Protagonista dell’impresa è Adrian Ruiz Pelayo, 35 anni, originario di Malaga, che si fermerà per tre giorni nella città di San Francesco prima di proseguire verso Venezia, dove conta di arrivare il primo maggio.
“Vedere San Francesco mi ha dato forza”
Durante la permanenza ad Assisi, Pelayo ha visitato la teca con le spoglie del Santo.
“È un momento incredibile – racconta – perché mi sono preparato studiando la storia di San Francesco e vedere i suoi resti mi ha dato una forza enorme per continuare il cammino e riflettere su cosa significa donarsi agli altri”.

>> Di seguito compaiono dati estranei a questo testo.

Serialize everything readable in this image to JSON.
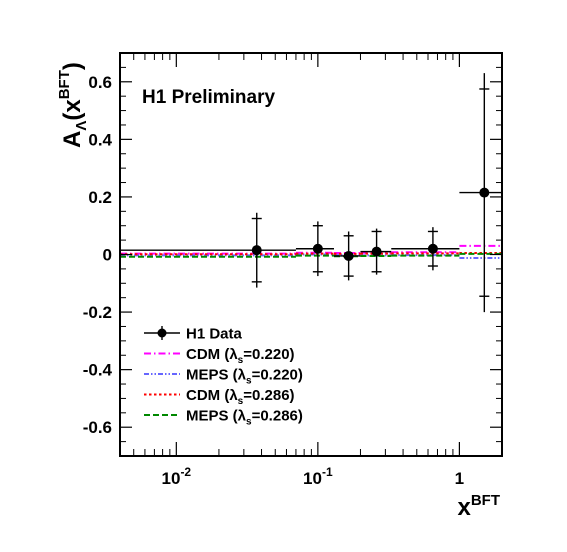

Il giovane viaggia da solo, vivendo di ciò che trova lungo la strada. “Spesso ho solo acqua e pane – spiega – ma ricevo in cambio la generosità delle persone”.
L’incontro con il Papa e i luoghi simbolo della fede
Nel suo percorso Pelayo racconta di aver incontrato anche il Papa il 7 gennaio, occasione in cui ha condiviso il senso del suo viaggio.
“Ho voluto unire due luoghi sacri – spiega – il Vaticano e Santo Toribio de Liébana, in Spagna, dove si conserva un frammento della Croce di Cristo. Ho parlato dell’importanza spirituale di questi luoghi”.
Una scelta di vita
Pelayo ha lasciato la sua carriera nel settore commerciale e immobiliare per dedicarsi a questo progetto personale.
“Voglio trasmettere la benedizione della gente – afferma – e far capire che tutto ciò che si fa con energia positiva può realizzarsi”.
Il suo viaggio, documentato sui social con il nome “Un cammino per scoprire”, unisce fede, riflessione e solidarietà, in un percorso che lo porterà fino a Venezia, attraversando l’Italia sulle orme di San Francesco.